It’s a queer life, on the whole a good life, and if by practical standards it leads nowhere in particular, at least we can always make a fresh start, or we think we can.
This last is probably the snag in it. There is a saying among the Fair People: ‘Once a grafter, always a grafter,’ and of course sayings have a disconcerting habit of proving true.
In the winter most market folk decide to get out of the business for ever, and a home, security and respectability become more than vague terms of contempt.
But as soon as the weather improves you will find us on the road again, a little threadbare, a little thinner, but full of the extraordinary optimism which makes us what we are, the arch punters of the world.
This is the opening to Cheapjack - Phil Allingham’s account of his early years spent travelling the fairgrounds and market places of England from 1928. Cheapjack was written during 1933 and edited by Phil’s sister Margery prior to its publication in both England and America in 1934. It’s a unique and extraordinary book and was an instant success in both countries. The literary critics of the News Chronicle, for instance, chose it as one of their top five non-fiction titles for 1934 -- alongside J.B. Priestley’s English Journey, Daphne du Maurier’s portrait of her father Gerald du Maurier, volume 4 of David Lloyd George’s War Memoirs, Oliver Cromwell by John Buchan and One’s Company by Peter Fleming. Distinguished company for a unique and charming book. The directors of Golden Duck are excited by the prospect of bringing it back into print.

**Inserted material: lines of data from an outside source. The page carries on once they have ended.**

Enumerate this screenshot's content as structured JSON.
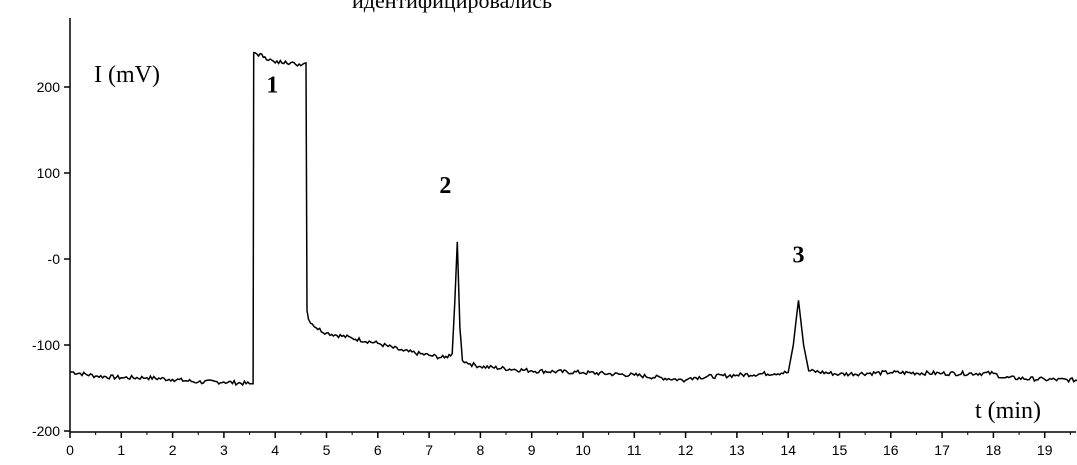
{
  "caption": "идентифицировались",
  "chart_data": {
    "type": "line",
    "ylabel": "I (mV)",
    "xlabel": "t (min)",
    "xlim": [
      0,
      19.7
    ],
    "ylim": [
      -200,
      250
    ],
    "x_ticks": [
      0,
      1,
      2,
      3,
      4,
      5,
      6,
      7,
      8,
      9,
      10,
      11,
      12,
      13,
      14,
      15,
      16,
      17,
      18,
      19
    ],
    "y_ticks": [
      {
        "value": 200,
        "label": "200"
      },
      {
        "value": 100,
        "label": "100"
      },
      {
        "value": 0,
        "label": "-0"
      },
      {
        "value": -100,
        "label": "-100"
      },
      {
        "value": -200,
        "label": "-200"
      }
    ],
    "grid": false,
    "peaks": [
      {
        "label": "1",
        "x": 4.1,
        "y": 240
      },
      {
        "label": "2",
        "x": 7.55,
        "y": 30
      },
      {
        "label": "3",
        "x": 14.2,
        "y": -48
      }
    ],
    "series": [
      {
        "x": [
          0,
          0.5,
          1.0,
          1.5,
          2.0,
          2.5,
          3.0,
          3.5,
          3.57,
          3.58,
          3.8,
          4.0,
          4.2,
          4.4,
          4.6,
          4.62,
          4.65,
          4.8,
          5.0,
          5.5,
          6.0,
          6.5,
          7.0,
          7.3,
          7.45,
          7.5,
          7.55,
          7.6,
          7.65,
          7.8,
          8.0,
          9.0,
          10.0,
          11.0,
          12.0,
          12.1,
          13.0,
          14.0,
          14.1,
          14.2,
          14.3,
          14.4,
          15.0,
          16.0,
          17.0,
          18.0,
          18.2,
          19.0,
          19.7
        ],
        "y": [
          -131,
          -136,
          -138,
          -138,
          -140,
          -143,
          -143,
          -145,
          -145,
          240,
          235,
          228,
          230,
          226,
          228,
          -60,
          -70,
          -80,
          -86,
          -92,
          -98,
          -107,
          -112,
          -115,
          -110,
          -50,
          20,
          -80,
          -118,
          -122,
          -125,
          -130,
          -132,
          -135,
          -141,
          -138,
          -135,
          -132,
          -100,
          -48,
          -100,
          -130,
          -134,
          -132,
          -133,
          -133,
          -138,
          -140,
          -141
        ]
      }
    ]
  }
}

The adventures in Cheapjack, the extraordinary vocabulary and the quirky consciousness, both knowing and naive, that gives the book its charm are Phil Allingham’s: some of the stylistic polish (such as the passage in italics above) owe their confident expression to Margery. In 1933 she wrote “emphasise importance of not saying book has been tampered with by me” but secretly she was proud of the work she had put into her brother’s book and wished that it could be recognised. In 1951, when Penguin were preparing to select 10 of her titles to print 100,000 copies each, making the Allingham Million, she wondered whether they might be interested in Cheapjack. Margery Allingham was close to her brother: she dedicated Look to the Lady to him under his gypsy name ‘Orlando’ and used the idea of his parallel world to great effect in her publishing novel Flowers for the Judge (1935). A note on the text of this new edition will indicate where her editorial input can be found.